Oczywiście jest to skandaliczna sytuacja. Dzisiaj na Rządowym Zespole Zarządzania Kryzysowego rozmawialiśmy właśnie o stosowaniu polityki zero tolerancji dla takich sytuacji – powiedział.
Dodał, że „ta demonstracja była absolutnie nielegalna, bo przekroczyła limit zgromadzeń, który wynosi pięć osób”. Przypomniał, że „demonstracja została zdelegalizowana po reakcji policji”.
„I w tym sensie nie ma tutaj alternatywy czy innego spojrzenia, że jest to działanie nieodpowiedzialne” – ocenił.

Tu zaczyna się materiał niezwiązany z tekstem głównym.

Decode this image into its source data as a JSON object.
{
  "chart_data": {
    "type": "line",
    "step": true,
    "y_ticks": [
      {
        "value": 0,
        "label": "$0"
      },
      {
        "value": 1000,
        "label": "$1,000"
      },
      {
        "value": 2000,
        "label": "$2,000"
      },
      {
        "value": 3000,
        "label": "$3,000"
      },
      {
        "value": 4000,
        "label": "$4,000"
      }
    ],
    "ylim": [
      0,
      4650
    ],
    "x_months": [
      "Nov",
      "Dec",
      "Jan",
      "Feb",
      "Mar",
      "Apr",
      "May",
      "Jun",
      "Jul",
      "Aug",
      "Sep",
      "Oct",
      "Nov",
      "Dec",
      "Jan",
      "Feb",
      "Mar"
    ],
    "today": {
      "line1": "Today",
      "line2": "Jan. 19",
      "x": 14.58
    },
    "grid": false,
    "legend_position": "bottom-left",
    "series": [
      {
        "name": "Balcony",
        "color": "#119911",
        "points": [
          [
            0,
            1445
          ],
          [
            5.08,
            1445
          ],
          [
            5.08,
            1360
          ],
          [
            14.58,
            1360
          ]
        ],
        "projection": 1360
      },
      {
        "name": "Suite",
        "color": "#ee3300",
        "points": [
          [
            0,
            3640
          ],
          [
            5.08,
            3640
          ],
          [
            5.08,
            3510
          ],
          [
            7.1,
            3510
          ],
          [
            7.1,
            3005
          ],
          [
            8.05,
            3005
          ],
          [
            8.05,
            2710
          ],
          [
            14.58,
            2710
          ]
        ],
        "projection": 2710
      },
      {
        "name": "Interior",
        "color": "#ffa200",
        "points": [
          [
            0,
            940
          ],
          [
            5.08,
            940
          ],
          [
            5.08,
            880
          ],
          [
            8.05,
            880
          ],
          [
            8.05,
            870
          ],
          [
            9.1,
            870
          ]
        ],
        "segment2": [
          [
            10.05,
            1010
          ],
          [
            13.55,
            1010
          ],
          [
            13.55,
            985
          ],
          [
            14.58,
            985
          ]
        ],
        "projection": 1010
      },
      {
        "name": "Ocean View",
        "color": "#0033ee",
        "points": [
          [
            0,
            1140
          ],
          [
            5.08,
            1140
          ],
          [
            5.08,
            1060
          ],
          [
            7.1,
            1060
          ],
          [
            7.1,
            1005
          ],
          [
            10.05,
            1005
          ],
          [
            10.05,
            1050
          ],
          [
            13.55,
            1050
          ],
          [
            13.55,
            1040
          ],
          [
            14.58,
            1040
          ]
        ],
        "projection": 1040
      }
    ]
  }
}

W sobotę Ministerstwo Zdrowia przekazało, że badania potwierdziły zakażenie koronawirusem u 26 405 osób, zmarło 349 zakażonych.
Tydzień temu resort poinformował o 21 049 nowych przypadkach i 343 zgonach, przy blisko 60 tys. badań wykrywających SARS-CoV-2. Dwa tygodnie temu (6 marca) o 14 857 osób zakażeniach i 245 zgonach, przy 62,4 tys. wykonanych testów.
W tym roku najwięcej nowych przypadków (27 278) zanotowano w środę 17 marca. To drugi wynik w historii epidemii w Polsce, jeśli chodzi o liczbę dziennych zakażeń. 7 listopada zdiagnozowano ich 27 875.
Pod przewodnictwem premiera Mateusza Morawieckiego odbyło się w sobotę posiedzenie Rządowego Zespołu Zarządzania Kryzysowego. Udział w spotkaniu wzięli także: wicepremier, prezes PiS Jarosław Kaczyński, szef MSWiA Mariusz Kamiński, marszałek Sejmu Elżbieta Witek, minister zdrowia Adam Niedzielski i szef KPRM Michał Dworczyk.